Gradient Design Automation has revealed its strategy to deliver thermal integrity to integrated circuit designs for portable devices, high-end graphics processors, automotive electronics and memories such as DRAM and Flash.

The semiconductor market is trending towards higher levels of integration and higher power density on semiconductor chips, resulting in heat and temperature gradient problems.

These problems are not addressed by existing tools and methodologies, which assume a constant temperature throughout a chip, and as a result, leakage power, IR drop, timing problems and electromigration are causing chip failures.

"Design closure of modern semiconductor products can only be reached by using a temperature-aware design methodology throughout the design flow", said Rajit Chandra, founder, President and CEO of Gradient.

"Thermal analysis and thermal repair create thermal integrity, which is a necessary ingredient in nanometre chip designs".

Chandra added: "Our mission is to accurately compute all the temperatures on a chip, provide the data so physical designers can analyse it, and repair thermal problems before they cause a chip to fail".

According to the International Technology Roadmap for Semiconductors (ITRS), a knowledge deficit in heat and an absence of thermal tools will force chip designers to apply costly timing and power margins of 30% to 40%.

Actual measurements on designs have shown the existence of large temperature gradients within a chip, leading to inefficient timing optimisation and large timing errors.

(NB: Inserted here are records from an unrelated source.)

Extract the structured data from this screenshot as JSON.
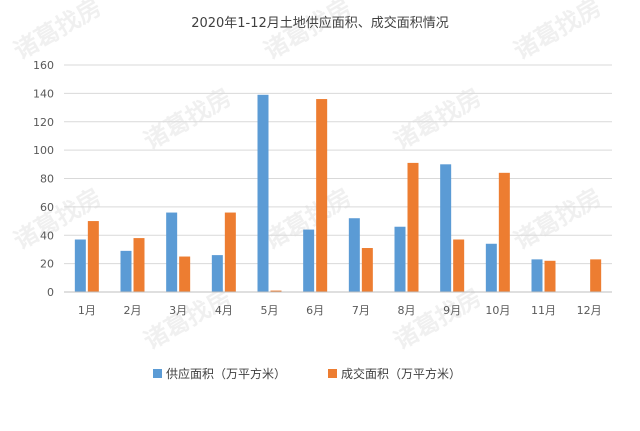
{
  "watermark": "诸葛找房",
  "chart_data": {
    "type": "bar",
    "title": "2020年1-12月土地供应面积、成交面积情况",
    "xlabel": "",
    "ylabel": "",
    "categories": [
      "1月",
      "2月",
      "3月",
      "4月",
      "5月",
      "6月",
      "7月",
      "8月",
      "9月",
      "10月",
      "11月",
      "12月"
    ],
    "ylim": [
      0,
      160
    ],
    "yticks": [
      0,
      20,
      40,
      60,
      80,
      100,
      120,
      140,
      160
    ],
    "grid": true,
    "legend_position": "bottom",
    "series": [
      {
        "name": "供应面积（万平方米）",
        "color": "#5b9bd5",
        "values": [
          37,
          29,
          56,
          26,
          139,
          44,
          52,
          46,
          90,
          34,
          23,
          0
        ]
      },
      {
        "name": "成交面积（万平方米）",
        "color": "#ed7d31",
        "values": [
          50,
          38,
          25,
          56,
          1,
          136,
          31,
          91,
          37,
          84,
          22,
          23
        ]
      }
    ]
  }
}
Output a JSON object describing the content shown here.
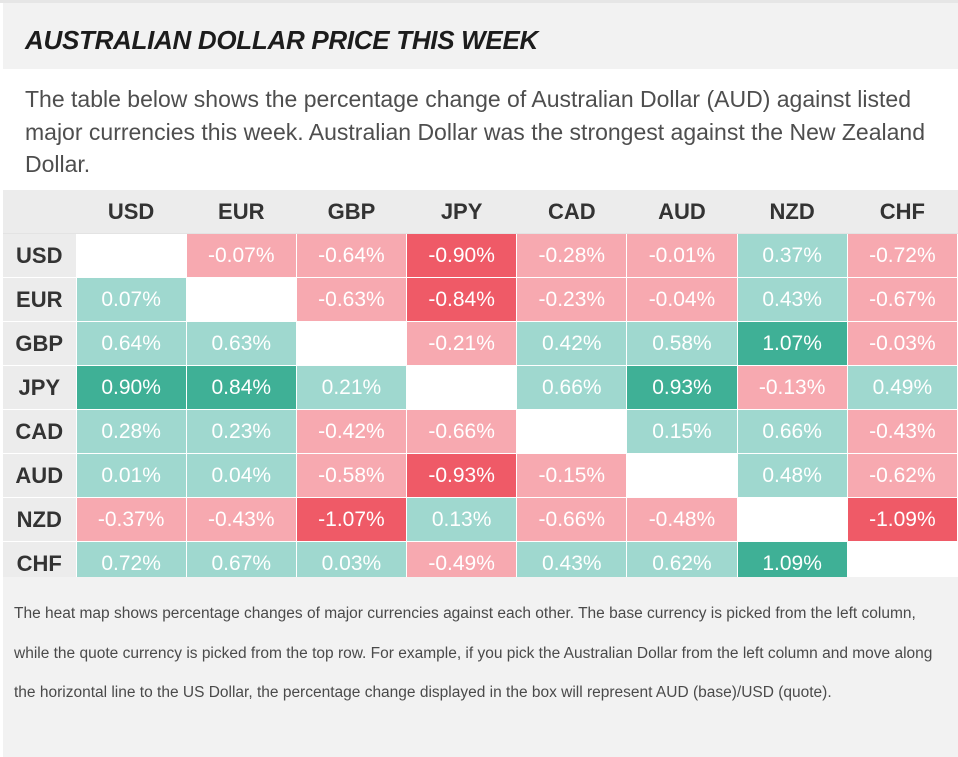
{
  "page": {
    "title": "AUSTRALIAN DOLLAR PRICE THIS WEEK",
    "intro": "The table below shows the percentage change of Australian Dollar (AUD) against listed major currencies this week. Australian Dollar was the strongest against the New Zealand Dollar.",
    "footnote": "The heat map shows percentage changes of major currencies against each other. The base currency is picked from the left column, while the quote currency is picked from the top row. For example, if you pick the Australian Dollar from the left column and move along the horizontal line to the US Dollar, the percentage change displayed in the box will represent AUD (base)/USD (quote)."
  },
  "heatmap": {
    "columns": [
      "USD",
      "EUR",
      "GBP",
      "JPY",
      "CAD",
      "AUD",
      "NZD",
      "CHF"
    ],
    "rows": [
      {
        "label": "USD",
        "cells": [
          "",
          "-0.07%",
          "-0.64%",
          "-0.90%",
          "-0.28%",
          "-0.01%",
          "0.37%",
          "-0.72%"
        ]
      },
      {
        "label": "EUR",
        "cells": [
          "0.07%",
          "",
          "-0.63%",
          "-0.84%",
          "-0.23%",
          "-0.04%",
          "0.43%",
          "-0.67%"
        ]
      },
      {
        "label": "GBP",
        "cells": [
          "0.64%",
          "0.63%",
          "",
          "-0.21%",
          "0.42%",
          "0.58%",
          "1.07%",
          "-0.03%"
        ]
      },
      {
        "label": "JPY",
        "cells": [
          "0.90%",
          "0.84%",
          "0.21%",
          "",
          "0.66%",
          "0.93%",
          "-0.13%",
          "0.49%"
        ]
      },
      {
        "label": "CAD",
        "cells": [
          "0.28%",
          "0.23%",
          "-0.42%",
          "-0.66%",
          "",
          "0.15%",
          "0.66%",
          "-0.43%"
        ]
      },
      {
        "label": "AUD",
        "cells": [
          "0.01%",
          "0.04%",
          "-0.58%",
          "-0.93%",
          "-0.15%",
          "",
          "0.48%",
          "-0.62%"
        ]
      },
      {
        "label": "NZD",
        "cells": [
          "-0.37%",
          "-0.43%",
          "-1.07%",
          "0.13%",
          "-0.66%",
          "-0.48%",
          "",
          "-1.09%"
        ]
      },
      {
        "label": "CHF",
        "cells": [
          "0.72%",
          "0.67%",
          "0.03%",
          "-0.49%",
          "0.43%",
          "0.62%",
          "1.09%",
          ""
        ]
      }
    ],
    "colors": {
      "positive_light": "#9fd8cf",
      "positive_strong": "#3fb096",
      "negative_light": "#f7a9b0",
      "negative_strong": "#ef5a67"
    }
  }
}
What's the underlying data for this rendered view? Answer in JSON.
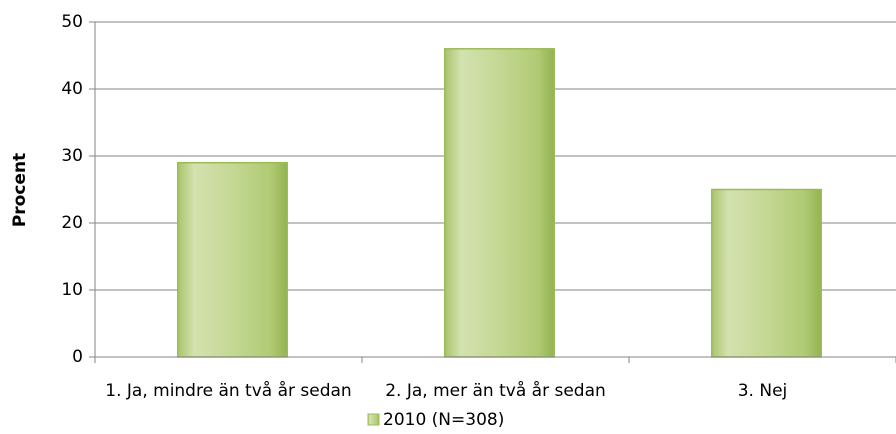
{
  "chart_data": {
    "type": "bar",
    "y_label": "Procent",
    "categories": [
      "1. Ja, mindre än två år sedan",
      "2. Ja, mer än två år sedan",
      "3. Nej"
    ],
    "series": [
      {
        "name": "2010 (N=308)",
        "color": "#9bbb59",
        "values": [
          29,
          46,
          25
        ]
      }
    ],
    "ylim": [
      0,
      50
    ],
    "yticks": [
      0,
      10,
      20,
      30,
      40,
      50
    ],
    "grid": true,
    "legend": "bottom"
  }
}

Gradient's first product, FireBolt, is a core thermal analysis engine that computes chip temperatures and provides temperature data with analysis and repair capabilities to existing industry-standard physical design tools.

"Gradient products are essential for reaching thermal closure before tape-out and manufacturing of complex integrated circuits".

"Consequently, they can save many chips from failing when tested or even after their deployment in the field", said Dr Alberto Sangiovanni-Vincentelli, holder of the Buttner Chair of the Department of EECS at the University of California at Berkeley, a founder of Cadence and member of the Gradient Board of Directors.

"Heat is a serious problem at small geometries, and it's never constant across a chip - temperature and its variations impact everything from power consumption, performance, and reliability, to the yield and manufacturability of today's ICs".

Rajit Chandra, President and CEO, founded Gradient in 2003.

Dr Chandra was previously Vice President of Technology at Magma, and the founder of Moscape, which was acquired by Magma in 2000.

Previously, he was at Cadence, where he developed the Central Delay Calculator, and the industry standard delay format (SDF).

He began his career as a performance verification lead in the microprocessor design team at Intel Corporation.

Robert Johnson, Gradient Vice President of sales and Marketing, was formerly Executive Vice President at Barcelona Design and Vice President of Worldwide Sales at Tality.

The development team at Gradient includes a multidisciplinary team of experts in thermal modelling, computational geometry and EDA.

Gradient, headquartered in Santa Clara, California, received its Series A funding from Alloy Ventures, Cadence and Lanza TechVentures in November 2003.